Dalam dunia digital, terdapat beberapa isu yang meliputi pajak ekonomi digital. Pada isu pajak ekonomi digital, para panelis menyepakati bahwa diperlukan ketentuan perpajakan internasional yang baru guna mengatasi masalah pajak internasional. Terdapat beberapa proposal terkait ketentuan tersebut. Salah satunya adalah, User Participation, dimana pajak digital dipungut berdasarkan kontribusi pengguna dan hak pengenaan pajak dialokasikan berdasarkan tempat dimana pengguna berada. Setelah itu, Marketing intangibles, dimana pengenaan pajak didasarkan pada tempat aset tersebut digunakan. Selain itu ada significant economic presence, dimana subjek pajak dianggap memiliki kehadiran ekonomi apabila terdapat interaksi dengan pengguna melalui teknologi digital, misalnya seperti platform online.
Direktur Jenderal Pajak Kementerian Keuangan Suryo Utomo mengatakan bahwa pemberlakuan Pajak Penghasilan (PPh) terhadap perusahaan digital tetap menuggu hasil dari consensus global terlebih dahulu. Hal tersebut dilakukan sekalipun pajak digital sudah tertuang dalam Peraturan Pemerintah Pengganti Undang-Undang (Perpu) Nomor 1 Tahun 2020 tentang Kebijakan Keuangan Negara dan Stabilitas Keuangan untuk Penanganan Pandemi Covid-19 dan / atau dalam rangka Menghadapi Ancaman yang Membahayakan Perekonomian Nasional dan / atau Stabilitas Sistem Keuangan.
Direktur Jenderal Pajak Kementerian keuangan tersebut mengatakan bahwa pihaknya terus melakukan komunikasi dengan kelompok kerja yang berada di G-20 untuk merampungkan konsensus pajak digital. Dalam Perpu 1/2020, Suryo Utomo mengatakan bahwa pemerintah telah memberikan perluasan definisi dari pajak digital atau disebut dengan Perdagangan Melalui Sistem Elektronik (PMSE) sebagai perdagangan yang transaksinya dilakukan melalui serangkaian prosedur dan peralatan elektronik.

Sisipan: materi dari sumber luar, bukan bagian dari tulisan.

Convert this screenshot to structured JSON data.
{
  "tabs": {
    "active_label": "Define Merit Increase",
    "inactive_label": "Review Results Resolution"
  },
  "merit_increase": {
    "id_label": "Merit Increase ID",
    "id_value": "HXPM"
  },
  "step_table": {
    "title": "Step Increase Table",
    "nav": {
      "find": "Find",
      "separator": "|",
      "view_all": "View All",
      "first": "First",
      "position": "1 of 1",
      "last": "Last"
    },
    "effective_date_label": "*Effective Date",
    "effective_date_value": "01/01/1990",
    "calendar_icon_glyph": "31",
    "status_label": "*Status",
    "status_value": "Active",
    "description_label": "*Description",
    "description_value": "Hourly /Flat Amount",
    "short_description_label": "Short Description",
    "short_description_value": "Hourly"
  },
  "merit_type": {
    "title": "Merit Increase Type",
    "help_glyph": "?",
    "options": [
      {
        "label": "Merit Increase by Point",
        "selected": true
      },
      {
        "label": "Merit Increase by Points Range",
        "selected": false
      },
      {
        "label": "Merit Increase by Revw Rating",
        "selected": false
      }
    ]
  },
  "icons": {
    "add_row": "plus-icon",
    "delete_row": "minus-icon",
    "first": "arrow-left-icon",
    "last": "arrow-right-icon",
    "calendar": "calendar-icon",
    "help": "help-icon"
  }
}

Nantinya, pengenaan pajak tidak hanya berdasarkan kehadiran fisik yang ada dalam regulasi selama ini namun, kehadiran secara ekonomi. Ia mengatakan “Bentuk Usaha tetap (BUT) yang selama ini berdasarkan Physical Presence atau kehadiran fisik, dengan perpi 1/2020 batasan tersebut diperluas. Tidak lagi hanya sekedar Physical Presence, tapi juga harus significant economic presence.” Mengenai kriteria dalam kehadiran secara ekonomi (significant economic presence) kata Suryo, saat ini Direktorat Jenderal Pajak sedang melakukan pendalaman dan penyusunan lebih lanjut. Ia mengatakan “Jadi Significant Economic Presence dapat diimplementasikan dalam konteks memajaki Pajak Penghasilan. Ada beberapa kriteria di sana, seperti jumlah omzet, jumlah pengguna aktif dan sebagainya.”
Suryo Utomo menjelaskan bahwa Ketika konsensus global sudah tercapai, pemerintah akan melakukan penerbitan Peraturan Pemerintah (PP) untuk memberikan pengaturan ketentuan teknis Pajak Penghasilan terhadap perusahaan digital. Pada sisi lain, pemerintah juga akan mengeluarkan regulasi dalam bentuk Peraturan Menteri Keuangan (PMK) untuk merumuskan kebijakan penarikan Pajak Pertambahan Nilai (PPN). Suryo menjelaskan bahwa untuk Pajak Pertambahan Nilai, Direktorat Jenderal Pajak Kementerian keuangan akan segera menunjuk subjek pajak luar negeri sebagai pemungut Pajak Pertambahan Nilai. Kewenangan tersebut baru diatur di dalam perpu 1/2020. Ia mengatakan “Kalau mereka (pemungut Pajak Pertambahan Nilai) sudah siap, langsung kita implementasikan. Kami harap, secepat mungkin platform PMSE (Perdagangan Melalui Sistem Elektronik) yang ada sudah siap.” Namun, Suryo Utomo masih belum bisa menyebutkan perusahaan digital mana saja yang akan memungut Pajak Pertambahan Nilai. Ia meminta agar rilis tersebut menunggu penerbitan dari regulasi secara resmi.